Before we can produce an image, there is one more file we need to write. Don’t worry, it’s very short.

SECTIONS {
  .text 0x8000 : {
    *(.text)
  }

  .data : {
    *(.data)
  }
}

This file (kernel.ld) lets the linker know where to put our code and data in memory. It seems to be usual for the code to start at address 0x8000, allowing room for ATAGs and the stack etc, so we put anything in a .text section there, followed by anything in a .data section.

Building

I have included a Makefile with the source code, but I will quickly run through the necessary steps to produce the final kernel.img file.

Firstly, we assemble the source code and produce an object file:

arm-none-eabi-as src/kernel.s -o build/kernel.o

Secondly, we link those object files with our script and produce an ELF file:

arm-none-eabi-ld build/kernel.o -o build/kernel.elf -T kernel.ld

Actually, we don’t need to specifics that the ELF file contains (like the header) as they are actually instructions to the kernel…and we don’t have one!

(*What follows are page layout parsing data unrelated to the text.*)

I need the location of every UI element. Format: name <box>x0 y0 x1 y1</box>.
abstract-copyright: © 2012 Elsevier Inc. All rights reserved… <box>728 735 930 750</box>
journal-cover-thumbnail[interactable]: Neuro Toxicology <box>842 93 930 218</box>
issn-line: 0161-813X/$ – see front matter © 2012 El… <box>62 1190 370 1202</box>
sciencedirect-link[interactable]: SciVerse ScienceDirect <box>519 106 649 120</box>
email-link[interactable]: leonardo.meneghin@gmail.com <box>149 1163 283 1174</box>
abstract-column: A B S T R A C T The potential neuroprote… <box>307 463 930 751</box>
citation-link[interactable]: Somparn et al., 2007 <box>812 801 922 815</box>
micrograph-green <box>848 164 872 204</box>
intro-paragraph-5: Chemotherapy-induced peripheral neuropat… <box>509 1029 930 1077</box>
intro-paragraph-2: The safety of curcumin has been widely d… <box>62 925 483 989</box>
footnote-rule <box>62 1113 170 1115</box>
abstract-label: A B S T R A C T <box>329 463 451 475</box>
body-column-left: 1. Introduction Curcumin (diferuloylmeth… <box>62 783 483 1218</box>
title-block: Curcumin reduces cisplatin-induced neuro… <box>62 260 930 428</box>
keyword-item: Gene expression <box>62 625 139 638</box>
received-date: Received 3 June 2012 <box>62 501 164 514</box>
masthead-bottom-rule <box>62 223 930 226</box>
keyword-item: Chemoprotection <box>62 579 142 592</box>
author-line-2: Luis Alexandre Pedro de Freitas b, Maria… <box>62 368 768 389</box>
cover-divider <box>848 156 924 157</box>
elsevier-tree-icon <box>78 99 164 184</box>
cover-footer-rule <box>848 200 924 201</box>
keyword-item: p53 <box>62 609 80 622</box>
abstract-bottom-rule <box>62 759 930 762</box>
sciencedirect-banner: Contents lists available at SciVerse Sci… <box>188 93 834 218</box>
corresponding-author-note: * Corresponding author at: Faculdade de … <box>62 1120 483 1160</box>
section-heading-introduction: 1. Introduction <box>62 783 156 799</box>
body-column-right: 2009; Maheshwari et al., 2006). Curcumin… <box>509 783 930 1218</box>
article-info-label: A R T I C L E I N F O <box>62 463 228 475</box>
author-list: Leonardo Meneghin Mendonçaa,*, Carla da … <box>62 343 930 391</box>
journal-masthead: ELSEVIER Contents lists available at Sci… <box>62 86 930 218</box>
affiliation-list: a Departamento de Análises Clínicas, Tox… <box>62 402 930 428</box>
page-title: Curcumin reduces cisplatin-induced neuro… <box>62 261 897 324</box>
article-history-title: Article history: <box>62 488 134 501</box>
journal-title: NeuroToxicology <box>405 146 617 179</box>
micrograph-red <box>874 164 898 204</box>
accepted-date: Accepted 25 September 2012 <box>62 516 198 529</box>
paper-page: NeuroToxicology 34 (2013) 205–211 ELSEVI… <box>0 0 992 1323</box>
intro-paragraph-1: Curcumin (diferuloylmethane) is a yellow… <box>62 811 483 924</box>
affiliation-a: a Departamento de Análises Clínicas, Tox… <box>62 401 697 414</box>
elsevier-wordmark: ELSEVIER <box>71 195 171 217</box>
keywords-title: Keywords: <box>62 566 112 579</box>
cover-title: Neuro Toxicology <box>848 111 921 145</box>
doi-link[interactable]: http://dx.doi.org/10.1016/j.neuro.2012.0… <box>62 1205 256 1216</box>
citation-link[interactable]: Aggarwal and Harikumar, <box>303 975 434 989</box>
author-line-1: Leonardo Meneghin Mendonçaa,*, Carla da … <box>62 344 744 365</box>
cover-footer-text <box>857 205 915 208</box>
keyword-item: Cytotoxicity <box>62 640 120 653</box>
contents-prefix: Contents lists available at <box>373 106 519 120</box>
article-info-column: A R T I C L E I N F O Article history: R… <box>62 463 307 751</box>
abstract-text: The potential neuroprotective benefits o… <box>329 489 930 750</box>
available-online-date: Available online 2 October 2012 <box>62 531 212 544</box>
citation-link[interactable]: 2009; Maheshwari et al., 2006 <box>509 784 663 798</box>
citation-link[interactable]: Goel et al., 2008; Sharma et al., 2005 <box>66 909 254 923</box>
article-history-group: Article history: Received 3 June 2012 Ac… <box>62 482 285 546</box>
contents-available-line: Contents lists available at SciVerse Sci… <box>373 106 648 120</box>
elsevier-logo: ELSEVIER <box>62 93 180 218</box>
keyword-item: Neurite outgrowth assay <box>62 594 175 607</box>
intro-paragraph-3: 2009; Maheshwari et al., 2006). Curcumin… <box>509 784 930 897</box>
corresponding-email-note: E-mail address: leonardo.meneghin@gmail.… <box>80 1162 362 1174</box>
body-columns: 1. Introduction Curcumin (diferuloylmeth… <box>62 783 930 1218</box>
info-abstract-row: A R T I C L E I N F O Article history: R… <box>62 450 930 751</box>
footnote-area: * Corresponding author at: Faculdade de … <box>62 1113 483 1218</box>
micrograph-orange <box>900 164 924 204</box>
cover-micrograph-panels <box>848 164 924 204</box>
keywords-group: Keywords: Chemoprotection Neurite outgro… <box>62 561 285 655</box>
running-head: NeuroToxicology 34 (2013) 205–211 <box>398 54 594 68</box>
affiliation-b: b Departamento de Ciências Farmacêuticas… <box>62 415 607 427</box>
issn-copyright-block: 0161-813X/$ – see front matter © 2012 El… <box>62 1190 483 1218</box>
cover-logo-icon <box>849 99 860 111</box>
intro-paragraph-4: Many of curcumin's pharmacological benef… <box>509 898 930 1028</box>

So finally, we strip the ELF header and generate a binary image:

arm-none-eabi-objcopy build/kernel.elf -O binary kernel.img

Let There Be Light

Now that we finally have the image file we so worked so hard to get, we can test everything out on our Raspberry Pi! Simple copy kernel.img, along with bootcode.bin and start.elf, to a bootable SD and pop it in your Raspberry Pi 3.

If luck is on your side, hopefully the green ACT LED will shine brightly, letting you know you’ve succeeded in taking your first steps into the embedded world!

If darkness greats you, try and try again (or download my source code and see if that works).

I think most embedded “Hello, Worlds” actually make the LED blink as well, but I felt that this post is already long enough. Stick with me and we’ll conquer that in part two!

bootcode.bin and start.elf are both closed-source and provided pre-compiled by Broadcom. ↩
The GPU can also leave messages in the ARM’s mailbox, but we won’t be using that feature this time. ↩
Appending a $ to a label is a common convention letting readers know the label is only relevant for the current scope and not important to the program as a whole. ↩